The following code snippet parses through the sample of the dataset. If a word is not already present in the unigrams list, it initializes its first occurrence, otherwise it increments the previous number of cumulative occurrences.
unigram = list()
count <- length(samplelines)/50
for(line in samplelines) {
count <- count - 1
if(count < 0) break;
for(word in line) {
if(is.null(unigram[[word]]))
unigram[[word]] = 1
else
unigram[[word]] = unigram[[word]] + 1
}
}
unigram <- unigram[order(unlist(unigram), decreasing=TRUE)]
barplot(as.numeric(unigram[1:20]), names.arg=names(unigram[1:20]), las=2, col="blue", border="black", density=seq(100, 10, -4), main = "Unigrams", xlab = "Unigram", ylab = "Frequency")
The following code snippet parses through the sample of the dataset. If a bigram is not already present in the bigrams list, it initializes its first occurrence, otherwise it increments the previous number of cumulative occurrences.
bigram = list()
count <- totallength/50
for(line in samplelines) {
count <- count - 1
if(count < 0) break;
for(word in line) {
if(line[1] != word) {
create_bigram <- paste(last, word)
if(is.null(bigram[[create_bigram]]))
bigram[[create_bigram]] = 1
else
bigram[[create_bigram]] = bigram[[create_bigram]] + 1
}
last <- word
}
}
bigram <- bigram[order(unlist(bigram), decreasing=TRUE)]
barplot(as.numeric(bigram[1:20]), names.arg=names(bigram[1:20]), las=2, col="magenta", border="black", density=seq(100, 10, -4), main = "Bigrams", xlab = "Bigram", ylab = "Frequency")
trigram = list()
count <- totallength/50
for(line in samplelines) {
count <- count - 1
if(count < 0) break;
for(word in line) {
if(line[1] != word) {
if(line[2] != word) {
create_trigram <- paste(secondlast, last, word)
if(is.null(trigram[[create_trigram]]))
trigram[[create_trigram]] = 1
else
trigram[[create_trigram]] = trigram[[create_trigram]] + 1
}
secondlast <- last
}
last <- word
}
}
trigram <- trigram[order(unlist(trigram), decreasing=TRUE)]
barplot(as.numeric(trigram[1:20]), names.arg=names(trigram[1:20]), las=2, col="green", border="black", density=seq(100, 10, -4), main = "Trigrams", xlab = "Trigram", ylab = "Frequency")
First of all, we would like to find out the number of unique words in the dictionary.
uniquewords <- length(unigram)
uniquewords
## [1] 26100
Now, we would like to find out how many unique words account for 90% of the total words occurring in the datasets.
sum <- 0
uniquewords <- 0
for (i in 1:length(unigram)) sum = sum + unigram[[i]]
sum90 <- 0.9*sum
for (i in 1:length(unigram)) {
sum90 <- sum90 - unigram[[i]]
uniquewords <- uniquewords + 1
if(sum90 <= 0) break;
}
print(c(uniquewords, uniquewords/length(unigram)*100))
## [1] 5535.0000 21.2069
Okay, so we see that about 20% of the unique words in the unigram list account for 90% of the total words in the dataset.
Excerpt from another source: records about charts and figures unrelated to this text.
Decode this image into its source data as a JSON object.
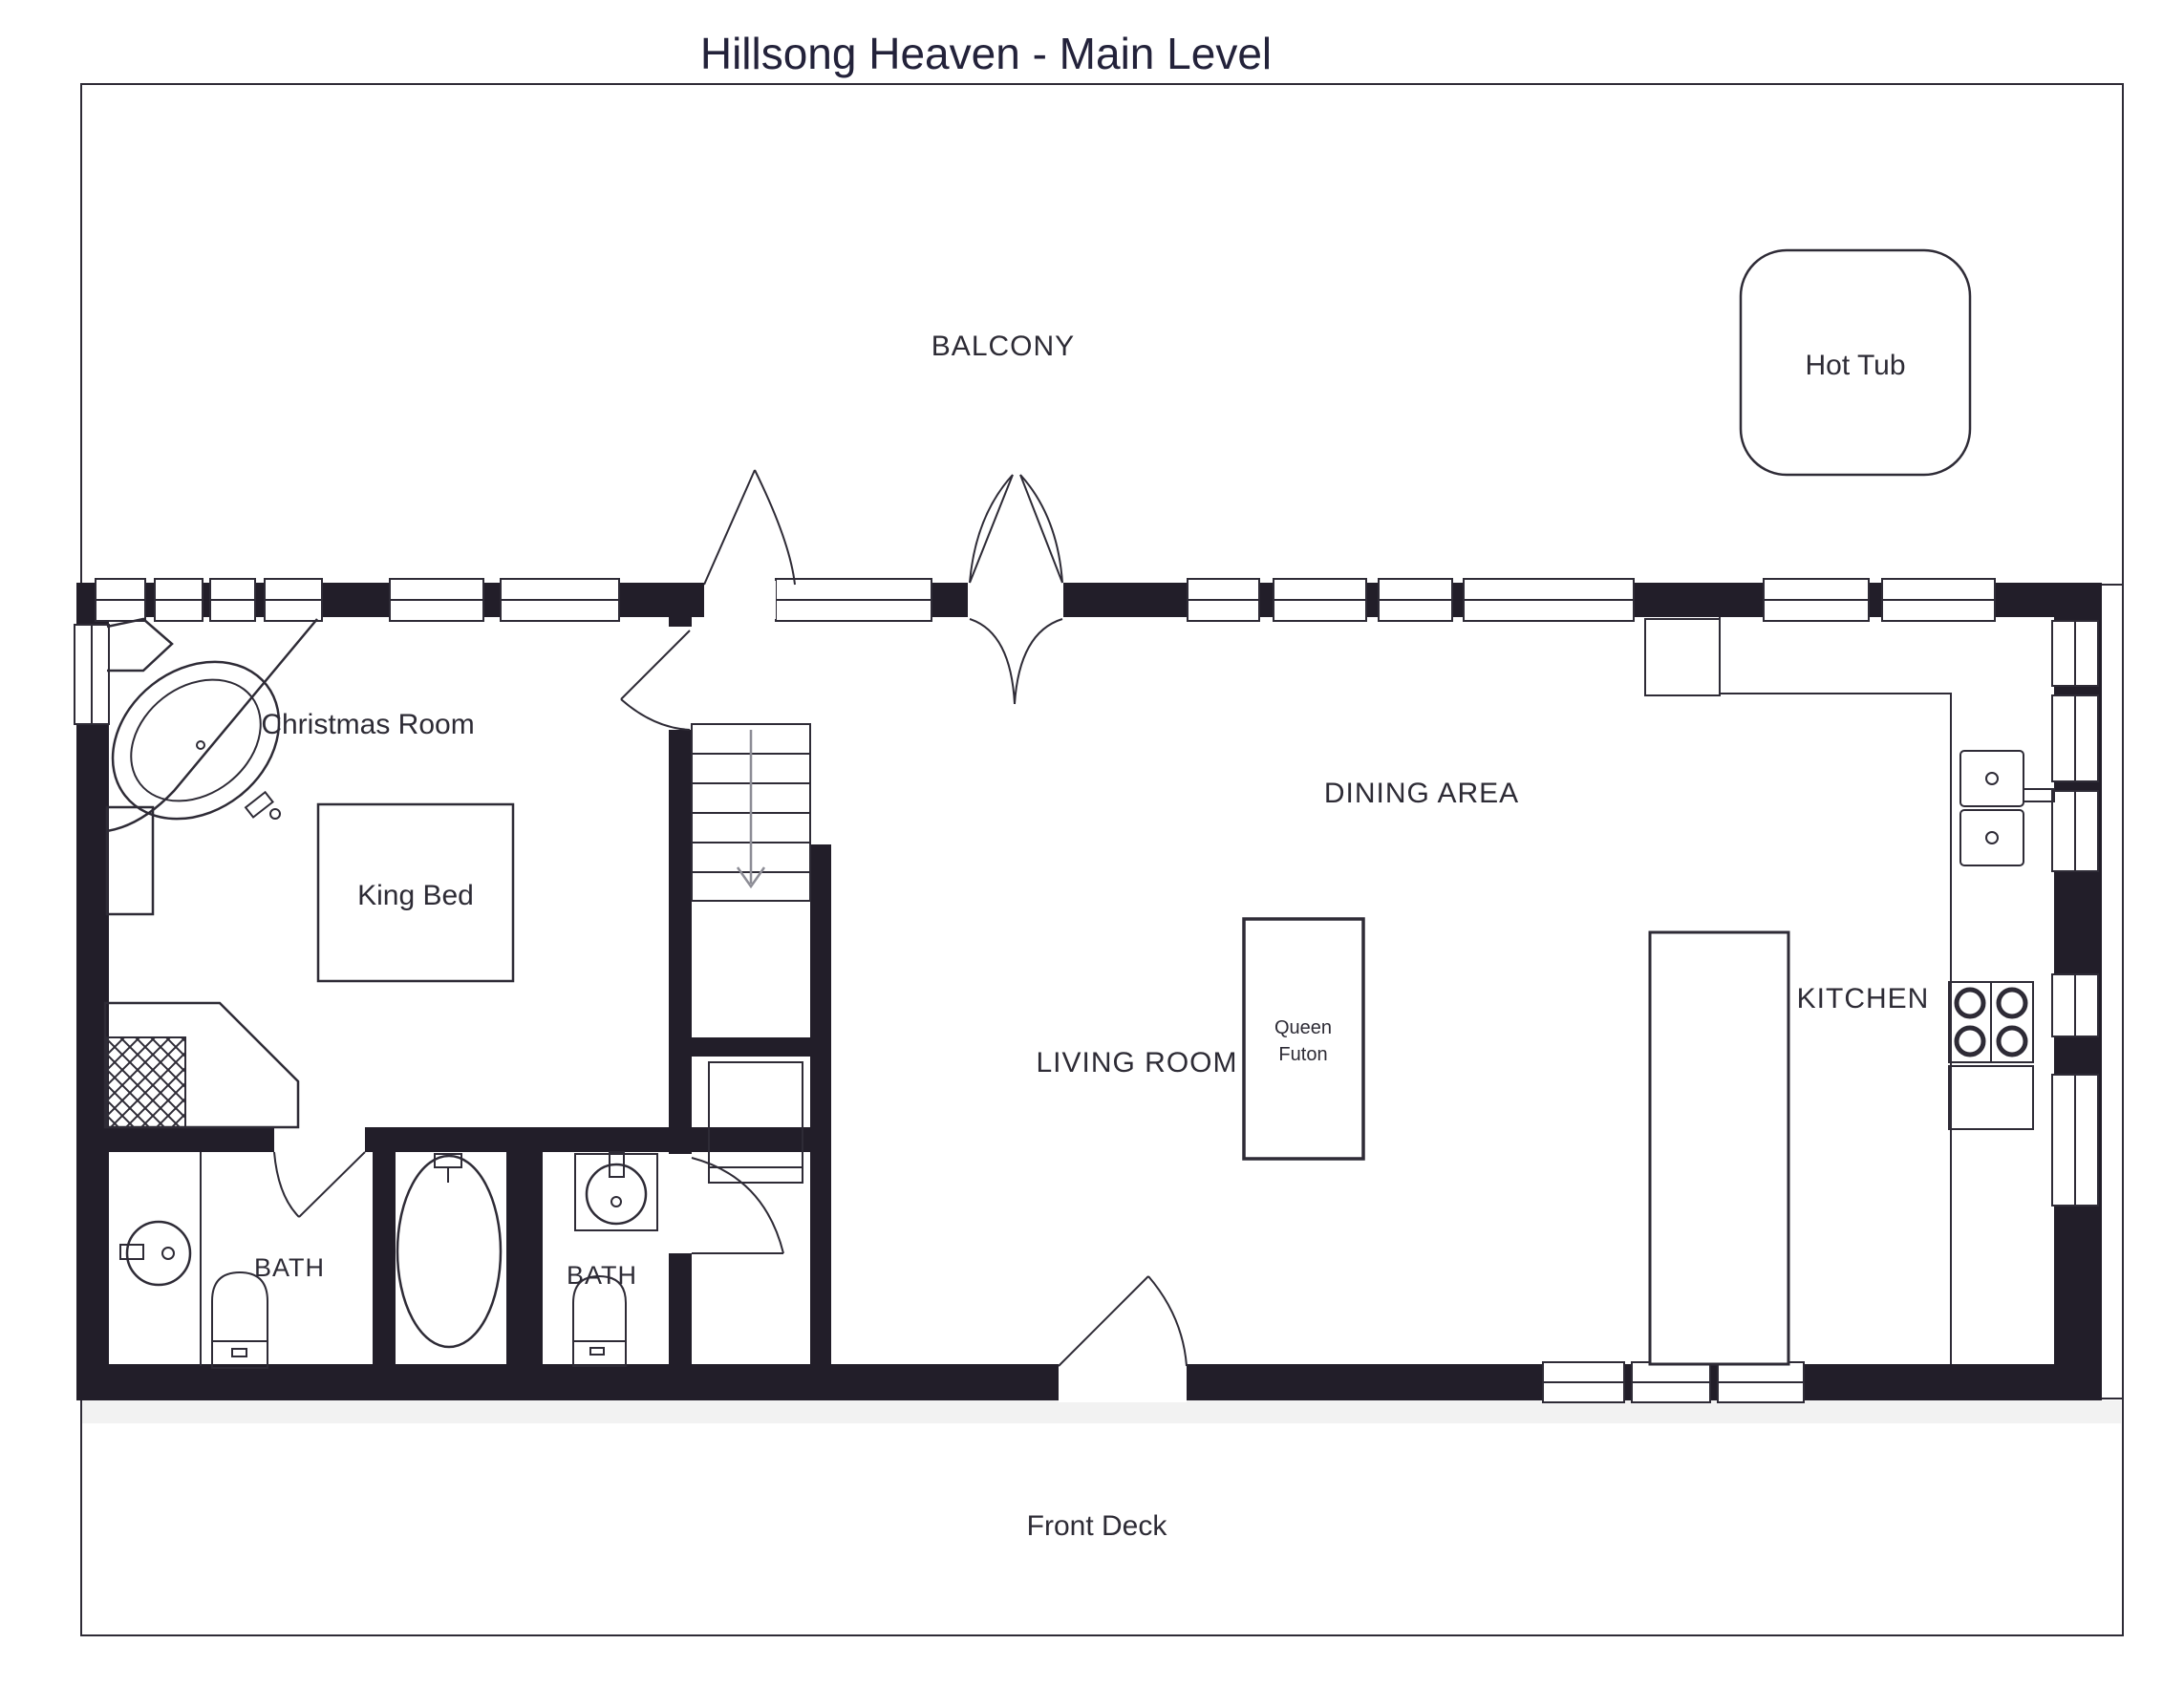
{
  "title": "Hillsong Heaven - Main Level",
  "labels": {
    "balcony": "BALCONY",
    "hot_tub": "Hot Tub",
    "christmas_room": "Christmas Room",
    "king_bed": "King Bed",
    "dining_area": "DINING AREA",
    "living_room": "LIVING ROOM",
    "queen_futon_line1": "Queen",
    "queen_futon_line2": "Futon",
    "kitchen": "KITCHEN",
    "bath_1": "BATH",
    "bath_2": "BATH",
    "front_deck": "Front Deck"
  },
  "colors": {
    "wall": "#221e29",
    "line": "#2e2b36",
    "text": "#2d2b35",
    "paper": "#ffffff"
  },
  "fixtures": [
    "hot-tub",
    "corner-garden-tub",
    "king-bed",
    "queen-futon",
    "staircase-down",
    "fireplace",
    "bathtub",
    "toilet",
    "bathroom-sink",
    "kitchen-sink",
    "stove",
    "refrigerator",
    "kitchen-island",
    "dishwasher",
    "closet"
  ]
}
Seems like the Pareto principle in action, eh? Quantitative linguistics is actually governed by Zipf’s law which states the exact same principle.
How do we know if what we’re doing makes any sense? A good barometer is the Oxford English Corpus. Turns out that our 18 of our top 20 unigrams find a place in the OEC’s top 20. Not bad for a crude first attempt!
We have performed basic exploratory analysis. Now, we have a basic idea of the structure of our datasets and what words are more likely to come up while typing. The basic idea for the rest of the project will be to look out for the last typed words in the list of n-grams and return the following word in the n-gram with the greatest occurrence.